We came across one fellow during the night who had turned off his head lamp, laid down in the sand and just looked at the stars for half an hour. The night section of the run was lovely. The temperatures had cooled down, the stars were out and we scrambled up and slid down massive sand dunes.
For me this was the toughest leg. During the first 40 kilometres I felt great, but my husband was still struggling with a bad stomach from diarrhoea and an upset stomach. With temperatures reaching 54 C that day, he struggled to make it to checkpoint three. He collapsed in the rest tent for 45 minutes while I kept insisting he eat or drink something. Eventually he walked to some nearby bushes and threw up and instantly felt better.
It was the last 35 kilometres where I struggled. My swollen feet throbbed with every step and my husband needed to encourage me to keep walking. At checkpoint four and five I insisted we stop and rest. I mentally couldn’t go on without a few minutes rest.
One of the unique parts of the run is the friendships made, either while walking along the trail, or back in your tent. In my tent was my husband, another Canadian from Newfoundland, an American living in London and three Australians. On the rest day after the long run, we laid around on our mattresses in as few clothes as possible and swapped food. After five days everyone was sick of their choice of food. I swapped beef jerky for macadamia nuts with the Australian.
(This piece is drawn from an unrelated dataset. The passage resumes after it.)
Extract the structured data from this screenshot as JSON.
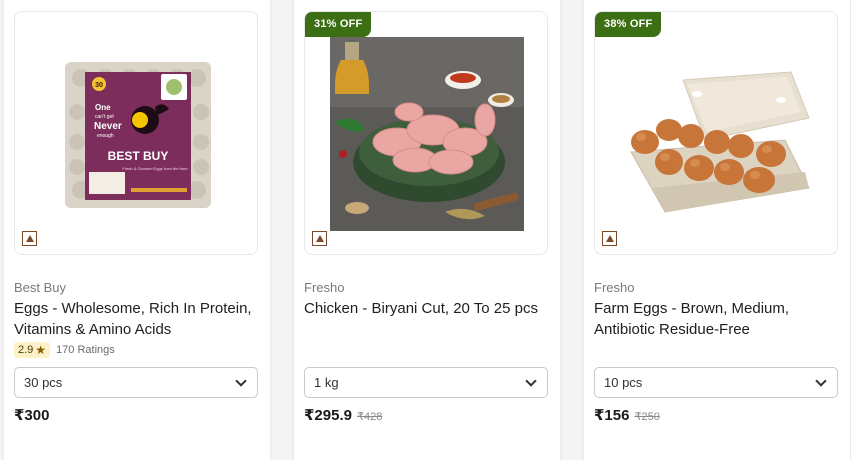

Chatting with other runners on the course helped take your mind off your aches and pains and pretty soon we were at a checkpoint or back at camp. The camp, or bivouac, was a series of tents. Runners slept in black, woollen tents held up by poles and the sides held down with rocks. If the temperature was hot, the sides could be lifted to let in a breeze or the sides dropped during a sand storm to minimize the amount of sand coming into the tent.
Each morning at 6 a.m. a group of Berbers begin pulling down the 1270 woollen wall tents. Sometimes we’re still in our sleeping bags, but generally we have started to eat our breakfast and change into our running clothes when they start to disassemble the bivouac. The tents are pinned down with rocks along two sides. Depending on the weather and wind the two long sides can be lifted higher to allow a breeze to flow through or the side is dropped to limit the amount of sand blasting through the tent.
Food was probably the most often discussed topic back at the tents. We would go to bed talking about the food we would rather be eating than what we actually were eating. Runners tried to pack food that was the most calorie dense, but the lightest weight. That doesn’t usually mean the tastiest. The chicken tikka masala, or eggs, potato and tomato breakfast sounded tasty on the website, but we could barely gag it down on the trail. To be fair, we never heated our meals, just added cold water, stirred and tried to choke the partially rehydrated food down.
Several people have asked if I would do the race again. During the race, my answer would have been absolutely not. But now that my feet have healed and they no longer ache with every step, the answer is maybe.
I am glad I completed the MDS. It is a tough race, but it proves the body can do really hard things even when your mind is telling you to stop. That is a good lesson for the rest of my life.